Damon Janes, a 16-year old junior, lost consciousness after the devastating hit in a game on September 13. The star running back died three days later. Since then the team has struggled with the memory of a lost teammate — whose motto was "Giving up is simply not an option" — and the heartbreak to carry on the season without him.
The Wolverines' varsity players took a paper-ballot vote and decided that the pain was too great, that their season would end after just two games.
"The pending motion was shared with players from both teams at a team meeting on Monday," a statement on the school’s website reads. "During the meeting, players shared creative and positive ways to honor Damon Janes through our athletic programs and school communities for the remainder of the year and into the future. This will be a student driven effort and allow Damon’s friends and teammates to continue the grieving process off of the playing field."
The school board voted on a recommendation made by the superintendent to cancel the rest of the football season earlier this week. The school board voted unanimously in favor of the decision.
“We are not giving up Damon’s legacy,” Superintendent David Davison said, according to The Observer. ”We are taking time to heal.
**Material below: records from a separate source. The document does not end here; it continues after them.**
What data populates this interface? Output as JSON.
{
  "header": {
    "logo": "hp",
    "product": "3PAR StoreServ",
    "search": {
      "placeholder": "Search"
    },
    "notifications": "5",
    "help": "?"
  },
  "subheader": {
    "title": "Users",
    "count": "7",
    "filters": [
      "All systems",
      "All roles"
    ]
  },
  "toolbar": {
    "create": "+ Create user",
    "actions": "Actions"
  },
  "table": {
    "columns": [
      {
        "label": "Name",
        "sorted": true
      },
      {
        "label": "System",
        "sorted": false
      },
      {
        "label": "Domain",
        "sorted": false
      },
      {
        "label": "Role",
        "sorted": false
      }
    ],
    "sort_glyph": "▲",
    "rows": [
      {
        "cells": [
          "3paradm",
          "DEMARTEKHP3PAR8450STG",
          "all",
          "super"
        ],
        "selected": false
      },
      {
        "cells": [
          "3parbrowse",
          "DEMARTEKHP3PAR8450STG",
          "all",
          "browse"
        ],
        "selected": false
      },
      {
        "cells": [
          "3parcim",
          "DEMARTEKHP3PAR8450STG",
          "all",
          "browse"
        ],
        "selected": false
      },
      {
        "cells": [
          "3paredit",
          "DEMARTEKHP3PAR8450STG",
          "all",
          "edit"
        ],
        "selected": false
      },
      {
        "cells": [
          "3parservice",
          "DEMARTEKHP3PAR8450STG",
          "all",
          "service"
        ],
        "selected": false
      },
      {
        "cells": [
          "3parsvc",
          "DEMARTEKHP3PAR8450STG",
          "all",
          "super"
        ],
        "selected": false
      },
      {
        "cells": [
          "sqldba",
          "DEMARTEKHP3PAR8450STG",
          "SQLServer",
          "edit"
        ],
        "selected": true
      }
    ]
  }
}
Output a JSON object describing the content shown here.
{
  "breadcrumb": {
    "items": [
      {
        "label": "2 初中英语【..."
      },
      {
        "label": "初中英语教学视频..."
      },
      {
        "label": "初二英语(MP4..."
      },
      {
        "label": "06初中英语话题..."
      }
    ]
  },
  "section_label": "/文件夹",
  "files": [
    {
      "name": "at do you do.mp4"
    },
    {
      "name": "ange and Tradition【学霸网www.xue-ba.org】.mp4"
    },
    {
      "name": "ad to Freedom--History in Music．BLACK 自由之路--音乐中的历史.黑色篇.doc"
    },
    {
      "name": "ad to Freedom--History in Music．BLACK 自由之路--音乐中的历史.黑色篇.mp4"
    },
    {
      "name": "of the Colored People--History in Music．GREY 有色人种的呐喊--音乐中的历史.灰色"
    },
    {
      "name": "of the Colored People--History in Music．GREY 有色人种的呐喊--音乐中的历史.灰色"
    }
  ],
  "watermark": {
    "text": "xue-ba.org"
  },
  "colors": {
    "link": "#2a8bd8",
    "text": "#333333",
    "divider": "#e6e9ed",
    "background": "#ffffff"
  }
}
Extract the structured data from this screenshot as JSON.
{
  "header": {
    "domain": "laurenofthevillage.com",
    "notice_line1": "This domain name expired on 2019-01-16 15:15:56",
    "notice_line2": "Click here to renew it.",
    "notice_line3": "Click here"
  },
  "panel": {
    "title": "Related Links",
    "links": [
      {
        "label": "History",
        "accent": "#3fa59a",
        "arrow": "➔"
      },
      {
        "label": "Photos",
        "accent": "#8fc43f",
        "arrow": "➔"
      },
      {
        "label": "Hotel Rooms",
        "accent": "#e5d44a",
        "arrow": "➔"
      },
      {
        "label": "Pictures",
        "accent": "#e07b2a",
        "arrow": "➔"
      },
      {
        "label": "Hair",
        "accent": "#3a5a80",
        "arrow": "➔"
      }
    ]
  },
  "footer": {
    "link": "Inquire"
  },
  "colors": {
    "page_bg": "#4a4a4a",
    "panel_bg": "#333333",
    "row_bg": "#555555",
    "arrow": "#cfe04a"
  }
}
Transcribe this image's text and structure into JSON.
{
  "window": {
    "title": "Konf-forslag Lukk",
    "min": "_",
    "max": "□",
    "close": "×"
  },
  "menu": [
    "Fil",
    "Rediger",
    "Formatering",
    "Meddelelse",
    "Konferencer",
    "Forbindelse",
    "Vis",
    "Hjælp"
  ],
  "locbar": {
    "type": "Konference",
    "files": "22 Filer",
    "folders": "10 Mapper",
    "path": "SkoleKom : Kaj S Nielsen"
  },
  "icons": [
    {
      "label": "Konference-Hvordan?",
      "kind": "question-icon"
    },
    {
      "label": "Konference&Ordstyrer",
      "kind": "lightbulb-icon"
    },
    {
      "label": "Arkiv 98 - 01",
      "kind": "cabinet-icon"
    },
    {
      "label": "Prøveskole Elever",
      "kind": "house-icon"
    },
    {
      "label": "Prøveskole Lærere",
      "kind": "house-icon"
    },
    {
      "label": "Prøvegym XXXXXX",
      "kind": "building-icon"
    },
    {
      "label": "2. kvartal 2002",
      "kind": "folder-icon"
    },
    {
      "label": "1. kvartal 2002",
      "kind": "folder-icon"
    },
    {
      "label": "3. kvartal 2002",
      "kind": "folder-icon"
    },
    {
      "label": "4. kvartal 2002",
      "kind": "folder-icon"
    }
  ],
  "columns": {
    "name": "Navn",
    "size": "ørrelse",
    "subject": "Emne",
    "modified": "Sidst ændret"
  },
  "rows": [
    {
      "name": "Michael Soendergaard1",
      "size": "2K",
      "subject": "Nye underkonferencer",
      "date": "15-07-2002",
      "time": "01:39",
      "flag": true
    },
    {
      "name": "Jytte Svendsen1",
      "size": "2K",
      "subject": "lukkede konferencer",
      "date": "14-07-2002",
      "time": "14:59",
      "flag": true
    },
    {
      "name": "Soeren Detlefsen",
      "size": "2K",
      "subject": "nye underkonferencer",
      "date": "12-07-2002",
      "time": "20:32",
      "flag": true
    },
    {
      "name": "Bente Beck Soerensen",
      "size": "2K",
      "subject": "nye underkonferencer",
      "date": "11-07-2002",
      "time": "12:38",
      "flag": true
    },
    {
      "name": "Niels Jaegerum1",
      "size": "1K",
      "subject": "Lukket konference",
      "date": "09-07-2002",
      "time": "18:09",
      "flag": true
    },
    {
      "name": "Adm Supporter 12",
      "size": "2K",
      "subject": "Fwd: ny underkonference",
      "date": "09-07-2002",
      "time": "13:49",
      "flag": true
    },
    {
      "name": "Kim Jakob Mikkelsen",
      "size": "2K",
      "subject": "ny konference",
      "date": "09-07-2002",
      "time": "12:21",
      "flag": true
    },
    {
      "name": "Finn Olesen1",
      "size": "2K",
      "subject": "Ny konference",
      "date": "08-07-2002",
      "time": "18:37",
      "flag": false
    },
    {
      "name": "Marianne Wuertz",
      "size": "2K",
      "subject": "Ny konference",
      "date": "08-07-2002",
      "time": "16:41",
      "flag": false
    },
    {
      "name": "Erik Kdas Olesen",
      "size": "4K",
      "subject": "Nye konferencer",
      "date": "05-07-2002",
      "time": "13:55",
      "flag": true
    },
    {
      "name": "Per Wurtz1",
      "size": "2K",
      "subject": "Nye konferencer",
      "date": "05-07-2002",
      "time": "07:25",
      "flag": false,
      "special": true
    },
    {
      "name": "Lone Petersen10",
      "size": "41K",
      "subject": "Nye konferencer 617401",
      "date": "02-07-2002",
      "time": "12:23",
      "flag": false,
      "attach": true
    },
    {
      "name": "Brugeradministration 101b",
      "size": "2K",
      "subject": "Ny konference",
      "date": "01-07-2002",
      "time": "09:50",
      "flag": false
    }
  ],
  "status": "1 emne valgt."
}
Our players need time to grieve and have time to be together away from the lights and games for a while.”
For some parents, it is too little, too late. To many adults, the dangers were obvious even before Damon's death. They complained that poor officiating, with no penalty calls on late hits, made it only a matter of time before ball carriers like Damon got hurt.
"That whole game was plagued with late hits and people using their helmets to spear other people," said Sam Villafrank, Joey's father. "It was like anything goes."
The importance of safety for players continues to be at the forefront of sports these days. If putting the rest of the season on the shelf saves just one more player from serious injury, then it is clear that canceling the season was the right decision.